The Anti-social Behaviour, Crime and Policing Act 2014 was launched on Monday 20th October 2014. The Statutory Guidance for frontline professionals identifies the Commissioner’s role in respect of Community Triggers:
Role of the Police and Crime Commissioner (PCC): The local PCC must be consulted on the Community Trigger procedure when it is set up, and must also be consulted whenever the procedure is reviewed. Depending on how the local council areas are arranged for the purposes of the Community Trigger, there may be a number of different procedures in one police force area. Arrangements may be made for the PCC to be directly involved in the Community Trigger, for example by:
- auditing case reviews;
- providing a route for victims to query the decision on whether the threshold was met or the way a Community Trigger review was carried out; or
- monitoring use of the Community Trigger to identify any learning and best practice.
The Commissioner is very keen that he is involved in any appeal process which is outlined below:
Should the ASB victim(s) be not content with the outcome of a case review, a community trigger may only be escalated to the Commissioner’s office where one of the following measures is satisfied:
- The community trigger review has failed to consider a relevant process, policy or protocol;
- The community trigger review has failed to consider relevant factual information.

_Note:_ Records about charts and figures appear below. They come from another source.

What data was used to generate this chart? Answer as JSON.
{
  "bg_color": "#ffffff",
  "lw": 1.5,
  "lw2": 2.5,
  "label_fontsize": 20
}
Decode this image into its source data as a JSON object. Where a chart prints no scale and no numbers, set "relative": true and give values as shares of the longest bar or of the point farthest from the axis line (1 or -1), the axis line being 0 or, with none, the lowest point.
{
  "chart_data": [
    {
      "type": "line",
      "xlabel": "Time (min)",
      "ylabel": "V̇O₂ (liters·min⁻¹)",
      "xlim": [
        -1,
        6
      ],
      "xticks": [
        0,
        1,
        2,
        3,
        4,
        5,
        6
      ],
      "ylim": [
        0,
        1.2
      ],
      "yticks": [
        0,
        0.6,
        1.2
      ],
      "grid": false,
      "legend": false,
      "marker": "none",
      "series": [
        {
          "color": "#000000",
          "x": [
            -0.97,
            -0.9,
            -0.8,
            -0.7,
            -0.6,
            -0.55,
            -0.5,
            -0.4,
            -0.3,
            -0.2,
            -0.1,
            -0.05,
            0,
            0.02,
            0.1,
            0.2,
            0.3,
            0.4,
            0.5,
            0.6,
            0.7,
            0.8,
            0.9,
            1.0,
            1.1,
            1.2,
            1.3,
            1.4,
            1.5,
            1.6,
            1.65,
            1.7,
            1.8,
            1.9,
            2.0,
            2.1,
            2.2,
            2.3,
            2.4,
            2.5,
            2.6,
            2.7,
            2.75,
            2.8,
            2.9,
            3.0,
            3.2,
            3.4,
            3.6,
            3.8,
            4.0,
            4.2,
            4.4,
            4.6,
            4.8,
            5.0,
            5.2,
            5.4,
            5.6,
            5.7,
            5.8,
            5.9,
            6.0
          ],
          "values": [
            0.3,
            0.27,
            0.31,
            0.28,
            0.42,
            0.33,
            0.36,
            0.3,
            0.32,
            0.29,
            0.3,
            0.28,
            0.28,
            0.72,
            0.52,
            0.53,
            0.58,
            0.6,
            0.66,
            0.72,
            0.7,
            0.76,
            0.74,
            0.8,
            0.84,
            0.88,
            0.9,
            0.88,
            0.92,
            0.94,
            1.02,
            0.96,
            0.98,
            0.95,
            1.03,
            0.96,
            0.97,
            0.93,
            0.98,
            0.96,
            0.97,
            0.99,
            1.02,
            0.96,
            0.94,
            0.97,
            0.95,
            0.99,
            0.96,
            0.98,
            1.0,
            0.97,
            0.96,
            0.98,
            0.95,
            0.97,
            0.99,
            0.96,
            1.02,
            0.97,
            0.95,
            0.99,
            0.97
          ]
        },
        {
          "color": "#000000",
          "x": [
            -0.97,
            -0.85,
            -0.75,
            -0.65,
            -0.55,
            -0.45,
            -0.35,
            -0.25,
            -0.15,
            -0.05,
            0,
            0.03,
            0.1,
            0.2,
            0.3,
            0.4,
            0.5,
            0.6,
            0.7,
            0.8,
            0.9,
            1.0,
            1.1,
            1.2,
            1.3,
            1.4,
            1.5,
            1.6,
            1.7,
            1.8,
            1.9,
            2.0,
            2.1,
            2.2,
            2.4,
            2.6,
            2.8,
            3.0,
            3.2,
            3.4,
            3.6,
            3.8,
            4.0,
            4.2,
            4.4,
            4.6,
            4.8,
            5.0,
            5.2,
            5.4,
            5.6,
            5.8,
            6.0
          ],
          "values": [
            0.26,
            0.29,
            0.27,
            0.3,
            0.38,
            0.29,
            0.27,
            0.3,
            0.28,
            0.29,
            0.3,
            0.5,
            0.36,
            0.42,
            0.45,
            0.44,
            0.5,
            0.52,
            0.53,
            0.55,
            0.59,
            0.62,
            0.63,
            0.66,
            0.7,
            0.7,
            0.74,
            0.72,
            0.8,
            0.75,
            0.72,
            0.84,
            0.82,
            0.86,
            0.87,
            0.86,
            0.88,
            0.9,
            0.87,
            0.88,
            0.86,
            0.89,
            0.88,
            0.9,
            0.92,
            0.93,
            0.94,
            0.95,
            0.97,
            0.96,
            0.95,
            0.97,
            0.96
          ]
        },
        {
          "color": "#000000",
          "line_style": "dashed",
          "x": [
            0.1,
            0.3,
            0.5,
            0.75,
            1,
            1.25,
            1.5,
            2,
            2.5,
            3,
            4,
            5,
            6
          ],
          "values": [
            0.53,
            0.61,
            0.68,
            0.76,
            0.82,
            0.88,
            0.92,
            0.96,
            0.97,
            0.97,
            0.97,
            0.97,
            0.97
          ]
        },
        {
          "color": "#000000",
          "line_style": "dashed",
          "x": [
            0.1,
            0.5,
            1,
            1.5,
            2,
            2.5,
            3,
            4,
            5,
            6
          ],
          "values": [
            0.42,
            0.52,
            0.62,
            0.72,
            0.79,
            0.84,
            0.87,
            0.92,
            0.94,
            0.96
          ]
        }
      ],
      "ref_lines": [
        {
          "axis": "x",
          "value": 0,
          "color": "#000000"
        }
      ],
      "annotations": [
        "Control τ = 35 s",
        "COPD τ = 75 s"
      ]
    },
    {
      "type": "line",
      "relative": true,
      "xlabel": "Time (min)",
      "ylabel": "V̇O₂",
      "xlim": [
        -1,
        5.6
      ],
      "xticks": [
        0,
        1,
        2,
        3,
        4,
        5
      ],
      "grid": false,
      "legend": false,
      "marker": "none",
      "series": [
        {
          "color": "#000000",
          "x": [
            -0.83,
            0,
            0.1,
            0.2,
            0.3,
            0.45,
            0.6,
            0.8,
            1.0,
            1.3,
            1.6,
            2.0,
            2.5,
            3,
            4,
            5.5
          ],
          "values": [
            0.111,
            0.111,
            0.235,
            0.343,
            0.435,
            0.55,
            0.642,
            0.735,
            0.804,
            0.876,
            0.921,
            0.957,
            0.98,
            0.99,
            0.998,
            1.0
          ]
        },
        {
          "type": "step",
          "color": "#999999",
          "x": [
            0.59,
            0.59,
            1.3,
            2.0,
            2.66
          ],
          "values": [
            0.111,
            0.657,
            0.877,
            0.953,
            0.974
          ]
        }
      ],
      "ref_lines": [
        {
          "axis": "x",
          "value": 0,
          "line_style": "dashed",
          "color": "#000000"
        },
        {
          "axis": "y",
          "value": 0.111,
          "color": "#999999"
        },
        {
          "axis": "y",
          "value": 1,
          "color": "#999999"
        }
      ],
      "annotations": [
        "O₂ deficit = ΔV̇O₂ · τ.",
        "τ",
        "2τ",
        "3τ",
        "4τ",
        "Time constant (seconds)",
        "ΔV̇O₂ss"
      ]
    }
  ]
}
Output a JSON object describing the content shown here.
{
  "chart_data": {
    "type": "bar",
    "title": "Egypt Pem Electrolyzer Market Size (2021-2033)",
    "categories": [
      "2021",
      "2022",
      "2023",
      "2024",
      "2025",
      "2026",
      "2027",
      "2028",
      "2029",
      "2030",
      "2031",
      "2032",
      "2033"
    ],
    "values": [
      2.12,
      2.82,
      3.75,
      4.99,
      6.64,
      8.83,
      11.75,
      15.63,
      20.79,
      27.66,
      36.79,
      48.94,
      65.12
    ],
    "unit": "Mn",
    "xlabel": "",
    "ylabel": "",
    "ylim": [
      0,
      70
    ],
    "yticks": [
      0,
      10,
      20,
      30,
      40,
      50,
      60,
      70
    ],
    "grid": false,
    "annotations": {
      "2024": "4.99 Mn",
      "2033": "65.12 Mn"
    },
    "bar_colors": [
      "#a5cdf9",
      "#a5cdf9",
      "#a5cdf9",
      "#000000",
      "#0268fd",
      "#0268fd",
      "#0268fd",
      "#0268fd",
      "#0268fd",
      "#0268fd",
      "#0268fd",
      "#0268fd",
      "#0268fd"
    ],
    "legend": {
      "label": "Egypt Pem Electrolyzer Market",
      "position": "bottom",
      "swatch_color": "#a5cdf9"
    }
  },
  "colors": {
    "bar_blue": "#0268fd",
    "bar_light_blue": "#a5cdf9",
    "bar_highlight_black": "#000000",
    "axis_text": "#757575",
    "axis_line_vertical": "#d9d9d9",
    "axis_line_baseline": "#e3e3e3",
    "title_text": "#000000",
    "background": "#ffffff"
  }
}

The role of the Office of the Police and Crime Commissioner will be to consider due process and ensure that the Community Safety Partnership has properly and effectively undertaken a review. In considering a community trigger escalation the Office of the Police and Crime Commissioner can either:
- Uphold the appeal and refer the case back to the Community Safety Partnership asking them to consider a particular process, policy or protocol not previously considered;
- Determine that the Community Safety Partnership has reviewed the case, considering all relevant policies, process and protocols satisfactory in line with its Community Trigger Procedure.
A community trigger review cannot be escalated where a complainant is dissatisfied that a particular agency has not utilised a particular enforcement tool and where it has been established through the review that appropriate consideration has been given to the use of that tool but, having consideration of the facts and relevant protocols, that agency has determined that it would not be appropriate to utilise the enforcement tool.
The appeal process will essentially be a desk top review and will not involve hearings or meetings with victims although the Commissioner may consider meeting with victims in exceptional circumstances. The Commissioner’s appeal process will be subject to periodic review to ensure that victims interests are adequately considered.
Should the victim wish to invoke the Appeal procedure this should be done through the relevant local Community Safety Partnership (CSP) and details of these will be given when a review is initiated. The relevant CSP will make the referral to the Commissioner’s Office submitting all relevant paperwork together with the grounds for the appeal (i.e. why measures 1 or 2 or both have not been met). The Commissioner’s office will undertake the appeal and let the victim(s) know the outcome (either 1 or 2 above) as soon as possible.